5 Aprile 2007 alle 10:53 am
io lavoro in un centro commerciale… sinceramente imparo solo l’autocontrollo…e anche ieri che non ero al lavoro e sono andata a fare shopping, passando per la cassa della mediaworld la tipa della cassa mi ha controllato la borsa.. non la borsa della spesa quella personale.. è possibile????imparano l’autocontrollo anche i clienti a quanto pare.. il fatto è che i clienti mi sparano una raffica di insulti se faccio cortesemente alzare le giacche dal carrello…odio i centri commerciali!!!!!!!!

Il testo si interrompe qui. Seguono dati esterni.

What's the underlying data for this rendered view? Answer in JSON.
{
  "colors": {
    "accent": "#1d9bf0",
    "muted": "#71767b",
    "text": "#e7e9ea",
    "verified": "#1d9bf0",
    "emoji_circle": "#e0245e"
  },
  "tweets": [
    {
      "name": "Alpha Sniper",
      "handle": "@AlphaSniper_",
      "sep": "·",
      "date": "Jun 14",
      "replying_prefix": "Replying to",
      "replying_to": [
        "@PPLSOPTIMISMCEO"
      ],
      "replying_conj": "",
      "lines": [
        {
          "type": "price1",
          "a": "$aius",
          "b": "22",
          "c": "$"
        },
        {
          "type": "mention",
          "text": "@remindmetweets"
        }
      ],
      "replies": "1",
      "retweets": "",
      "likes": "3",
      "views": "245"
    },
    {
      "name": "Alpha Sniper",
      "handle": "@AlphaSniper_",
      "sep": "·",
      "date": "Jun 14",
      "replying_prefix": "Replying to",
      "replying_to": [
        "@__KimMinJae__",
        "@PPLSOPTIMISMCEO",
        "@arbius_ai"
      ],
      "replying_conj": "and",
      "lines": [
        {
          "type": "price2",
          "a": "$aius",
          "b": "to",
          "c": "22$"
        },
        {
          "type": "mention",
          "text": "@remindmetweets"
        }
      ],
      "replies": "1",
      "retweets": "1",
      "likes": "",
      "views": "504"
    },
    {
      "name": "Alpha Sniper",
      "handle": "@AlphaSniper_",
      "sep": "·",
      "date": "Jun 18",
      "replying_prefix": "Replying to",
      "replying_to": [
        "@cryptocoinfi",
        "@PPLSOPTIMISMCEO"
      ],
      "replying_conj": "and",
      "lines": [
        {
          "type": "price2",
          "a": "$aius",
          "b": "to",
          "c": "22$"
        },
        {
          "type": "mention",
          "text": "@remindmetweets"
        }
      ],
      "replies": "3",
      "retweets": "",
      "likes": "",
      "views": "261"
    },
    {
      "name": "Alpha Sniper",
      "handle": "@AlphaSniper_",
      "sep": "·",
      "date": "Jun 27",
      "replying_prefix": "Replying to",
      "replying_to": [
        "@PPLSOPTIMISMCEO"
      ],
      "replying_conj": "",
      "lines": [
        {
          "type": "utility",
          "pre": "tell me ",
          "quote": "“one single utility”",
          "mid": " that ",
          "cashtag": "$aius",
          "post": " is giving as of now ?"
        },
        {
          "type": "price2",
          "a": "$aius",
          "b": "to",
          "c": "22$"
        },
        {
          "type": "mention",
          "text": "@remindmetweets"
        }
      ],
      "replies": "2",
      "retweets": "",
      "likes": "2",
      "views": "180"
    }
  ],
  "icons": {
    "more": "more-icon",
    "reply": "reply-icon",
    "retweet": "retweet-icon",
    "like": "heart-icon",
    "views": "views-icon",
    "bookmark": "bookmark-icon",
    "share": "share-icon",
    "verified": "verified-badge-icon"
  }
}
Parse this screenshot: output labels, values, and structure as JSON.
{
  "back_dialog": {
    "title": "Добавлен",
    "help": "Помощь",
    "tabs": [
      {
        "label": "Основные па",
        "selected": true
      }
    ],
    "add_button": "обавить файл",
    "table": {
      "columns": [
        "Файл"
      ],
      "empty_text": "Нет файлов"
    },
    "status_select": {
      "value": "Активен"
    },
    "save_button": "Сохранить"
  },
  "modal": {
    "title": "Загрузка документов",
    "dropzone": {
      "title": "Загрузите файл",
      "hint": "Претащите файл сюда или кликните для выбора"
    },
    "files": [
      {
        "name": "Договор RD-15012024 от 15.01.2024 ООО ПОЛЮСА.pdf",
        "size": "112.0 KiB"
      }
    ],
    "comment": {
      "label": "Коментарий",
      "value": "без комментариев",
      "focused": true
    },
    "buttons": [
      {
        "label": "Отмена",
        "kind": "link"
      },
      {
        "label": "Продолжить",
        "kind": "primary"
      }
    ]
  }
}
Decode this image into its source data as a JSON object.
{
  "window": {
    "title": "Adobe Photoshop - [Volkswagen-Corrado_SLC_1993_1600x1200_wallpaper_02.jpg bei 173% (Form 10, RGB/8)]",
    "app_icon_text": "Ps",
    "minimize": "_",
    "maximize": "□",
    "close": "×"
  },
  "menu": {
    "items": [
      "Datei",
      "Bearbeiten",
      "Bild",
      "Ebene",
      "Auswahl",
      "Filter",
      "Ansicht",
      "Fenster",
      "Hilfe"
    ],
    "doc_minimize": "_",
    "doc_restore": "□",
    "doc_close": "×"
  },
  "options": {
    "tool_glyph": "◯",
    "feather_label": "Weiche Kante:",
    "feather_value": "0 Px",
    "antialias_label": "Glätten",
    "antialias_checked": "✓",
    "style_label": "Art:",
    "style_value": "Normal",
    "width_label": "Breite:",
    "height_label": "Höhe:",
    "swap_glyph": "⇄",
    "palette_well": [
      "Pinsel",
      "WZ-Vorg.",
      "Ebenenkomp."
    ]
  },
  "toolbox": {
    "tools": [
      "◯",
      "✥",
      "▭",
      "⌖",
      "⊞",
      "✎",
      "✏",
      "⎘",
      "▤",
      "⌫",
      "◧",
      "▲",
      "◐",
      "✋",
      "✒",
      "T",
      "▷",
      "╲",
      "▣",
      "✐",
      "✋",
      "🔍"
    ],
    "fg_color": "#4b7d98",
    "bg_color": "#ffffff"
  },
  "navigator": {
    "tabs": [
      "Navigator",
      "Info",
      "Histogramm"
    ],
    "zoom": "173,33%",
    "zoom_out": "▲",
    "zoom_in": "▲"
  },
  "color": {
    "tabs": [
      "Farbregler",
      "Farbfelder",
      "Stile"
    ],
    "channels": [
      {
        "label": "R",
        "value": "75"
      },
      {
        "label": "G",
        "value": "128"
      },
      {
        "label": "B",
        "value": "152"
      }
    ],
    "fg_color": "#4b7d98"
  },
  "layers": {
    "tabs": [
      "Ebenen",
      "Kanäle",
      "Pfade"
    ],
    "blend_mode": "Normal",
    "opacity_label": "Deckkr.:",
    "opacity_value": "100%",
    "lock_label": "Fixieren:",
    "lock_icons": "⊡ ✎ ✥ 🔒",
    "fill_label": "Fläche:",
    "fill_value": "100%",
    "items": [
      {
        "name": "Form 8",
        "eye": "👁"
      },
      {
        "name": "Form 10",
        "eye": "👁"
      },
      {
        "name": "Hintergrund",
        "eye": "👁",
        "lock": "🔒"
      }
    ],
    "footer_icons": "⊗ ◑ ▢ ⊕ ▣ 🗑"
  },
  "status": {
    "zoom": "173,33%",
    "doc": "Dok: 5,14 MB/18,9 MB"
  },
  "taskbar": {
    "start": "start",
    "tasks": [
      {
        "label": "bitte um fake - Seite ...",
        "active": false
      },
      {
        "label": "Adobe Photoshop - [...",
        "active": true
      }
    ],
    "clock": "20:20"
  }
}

15 Aprile 2007 alle 12:50 am
ultimamente mi capita ,come diceva ghunter Grass, di ergermi al di sopra della società come un prete e da certe altezze si vede il campionario umano più eterogeneo…nel senso che siam tutti uguali, io faccio la spesa alla coop pensando o sperando di fare la “miglior spesa” ed altri si ammazzano al centro di turno.
il distinguo è l’utilizzo del tempo proprio, un tempo che sempre più verte verso una ricchezza effimera , una ricchezza degli occhi un poco come se vedere fosse avere, una sublimazione della povertà intellettiva colmata dalla piacenza materiale.
2 Maggio 2007 alle 10:31 pm
perchè non allarghi un po’ la categoria delle adolescenti,
così posso entrarci anche io???
ciai ciai,
c.
3 Maggio 2007 alle 10:27 pm
I cnetri commerciali, secondo me, sono l’espressione più matura della società dei consumi in cui ci troviamo. Mi spiego meglio…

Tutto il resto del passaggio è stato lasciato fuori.